Material glows in response to stress
A material that repeatedly lights up in response to mechanical forces has been developed by researchers at Okinawa Institute of Science and Technology Graduate University in Japan. To create the material, Georgy Filonenko and Julia Khusnutdinova incorporated stress-sensing molecules called photoluminescent mechanophores into the common polymer, polyurethane. While mechanophores are not new, they are typically one-use only. They emit light when a strong force breaks a specific chemical bond between atoms or pulls apart two molecular patterns. The radical change in structure causes a shift in the wavelength of light emitted (the glow), but it is difficult to return the molecule to its original, “off” state. Therefore, Filonenko and Khusnutdinova developed a molecule that relies upon dynamic rather than structural changes. Their phosphorescent copper complexes move rapidly when the host polymer is in a relaxed state, and the motion suppresses light emission. Yet when a mechanical force is applied, the movement of the polymer chains, and hence the mechanophores, slows, and consequently the complexes are able to luminesce. The light emitted is visible to the naked eye when the material is bathed in UV light and becomes brighter with increasing force. However, unlike previous stress-reacting materials, Filonenko and Khusnutdinova’s can revert to its original, non-luminescent state as no chemical bonds have been broken. The new mechanophores are described in Advanced Materials and could be used to assess stress and dynamics in soft materials.

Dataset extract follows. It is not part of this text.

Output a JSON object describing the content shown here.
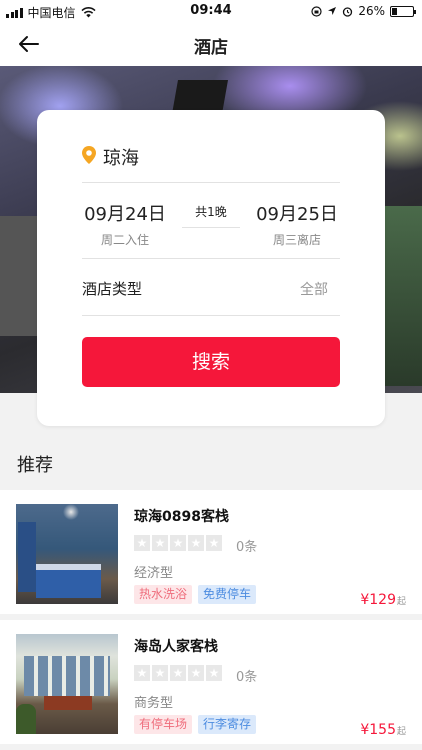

Physicist bags prestigious economics award
The physicist-turned-economist Dave Donaldson has won the John Bates Clark Medal of the American Economic Association (AEA). The medal is given to “economist under the age of 40 who is judged to have made the most significant contribution to economic thought and knowledge”. Described by the AEA as “the most exciting economist in the area of empirical trade,” Donaldson has studied topics as diverse as the economic impact of railways in 19th century India and the consequences of climate change on agricultural markets. Donaldson, 38, is associate professor of Economics at Stanford University in California and is a dual citizen of Canada and the UK. He studied physics at the University of Oxford before doing an MSc and PhD in economics at the London School of Economics.